Privacy SOS

Face surveillance as a “security” measure will not stop violence

On June 28, 2018, a man shot and killed five people at the Annapolis, Maryland newspaper the Capital Gazette. After law enforcement apprehended the suspect on the scene, they say, they used facial recognition technology to identify him as Jarrod Ramos. The cops made a big show of their use of the technology to identify the shooter, repeating this part of the story over and over to any reporter who’d listen. Probably not coincidentally, these statements were issued just weeks after the ACLU made national news by calling on Amazon to stop selling its face surveillance product, Rekognition, to law enforcement. The message from law enforcement appeared to be: Don’t worry about the ACLU’s alarmist chatter on face surveillance; it’s a necessary public safety tool, and whether the ACLU likes it or not, we’re going to use it.

But is it a necessary tool? In the case of the Capital Gazette shooting, face surveillance technology did not save any lives. The suspect was already in police custody when they reportedly used face recognition technology to identify him. The use of the tool in this case did not protect anyone.
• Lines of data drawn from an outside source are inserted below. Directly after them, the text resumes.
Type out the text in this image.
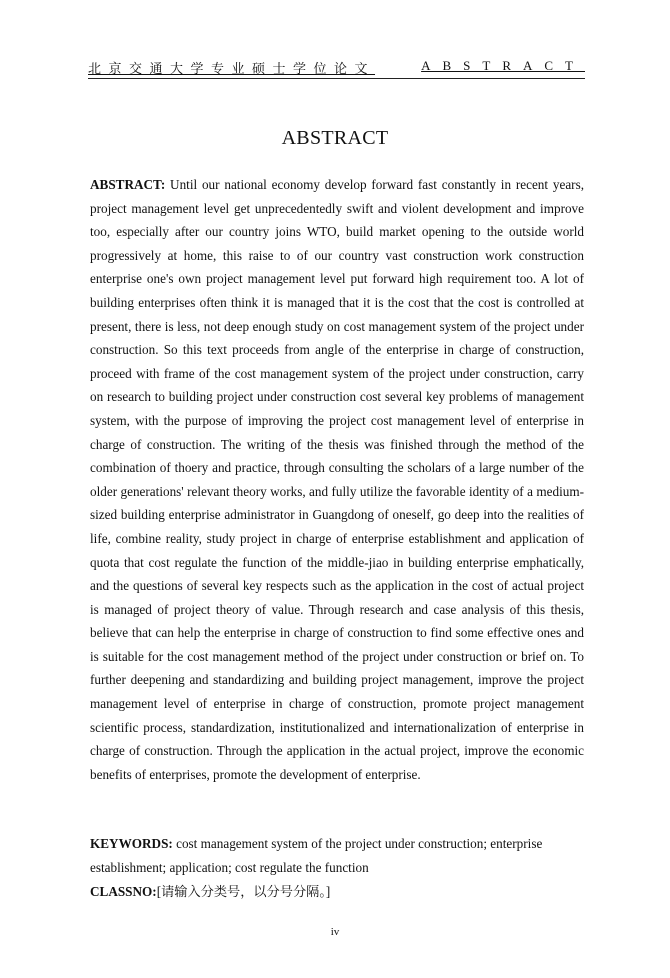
北京交通大学专业硕士学位论文	ABSTRACT
ABSTRACT

ABSTRACT: Until our national economy develop forward fast constantly in recent years, project management level get unprecedentedly swift and violent development and improve too, especially after our country joins WTO, build market opening to the outside world progressively at home, this raise to of our country vast construction work construction enterprise one's own project management level put forward high requirement too. A lot of building enterprises often think it is managed that it is the cost that the cost is controlled at present, there is less, not deep enough study on cost management system of the project under construction. So this text proceeds from angle of the enterprise in charge of construction, proceed with frame of the cost management system of the project under construction, carry on research to building project under construction cost several key problems of management system, with the purpose of improving the project cost management level of enterprise in charge of construction. The writing of the thesis was finished through the method of the combination of thoery and practice, through consulting the scholars of a large number of the older generations' relevant theory works, and fully utilize the favorable identity of a medium-sized building enterprise administrator in Guangdong of oneself, go deep into the realities of life, combine reality, study project in charge of enterprise establishment and application of quota that cost regulate the function of the middle-jiao in building enterprise emphatically, and the questions of several key respects such as the application in the cost of actual project is managed of project theory of value. Through research and case analysis of this thesis, believe that can help the enterprise in charge of construction to find some effective ones and is suitable for the cost management method of the project under construction or brief on. To further deepening and standardizing and building project management, improve the project management level of enterprise in charge of construction, promote project management scientific process, standardization, institutionalized and internationalization of enterprise in charge of construction. Through the application in the actual project, improve the economic benefits of enterprises, promote the development of enterprise.

KEYWORDS: cost management system of the project under construction; enterprise establishment; application; cost regulate the function

CLASSNO:[请输入分类号，以分号分隔。]

iv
And contrary to claims we’ll hear for the next few decades from law enforcement about the life saving properties of face surveillance tools, it’s unlikely that the technology will ever stop a mass shooting, terrorist attack, or other serious threat to public safety.

And that’s for a very simple reason: Face surveillance tools may be good, in some cases, at putting names to faces, but the technology does not and will not magically tell law enforcement who is dangerous and who is not.

Mass shootings, as a rule, occur without warning. No one at the Mother Emanuel AME Church in Charleston knew Dylann Roof was going to kill people before he walked through the church’s doors in June 2015 and opened fire on worshippers. Security at the Mandalay Bay hotel were not told to look out for Stephen Paddock, the man who allegedly set up a sniper’s den in his hotel room and shot hundreds of concertgoers assembled outside in 2017. Had the Sandy Hook elementary school used face recognition to identify visitors to its campus, that technology would not have identified Adam Lanza as a threat, because prior to his attack, no one knew he was going to kill children that day. 

Face surveillance technology cannot predict the future. It is foolish to expect that widespread adoption of the technology will protect us from these kinds of incidents, particularly when the technology has so many problems. Studies have shown the tool doesn’t recognize dark skinned women as well as it IDs white men. It doesn’t work well in low-light conditions, or at a severe angle—the very type of angle most surveillance cameras provide, from their perches on the sides of buildings and the tops of light poles. And according to a new video from the Wall Street Journal, technologies in use by entities like schools are so easy to game that someone can literally print out a photograph of someone else, show it to the camera, and gain entry to a space that’s supposedly secured by face surveillance.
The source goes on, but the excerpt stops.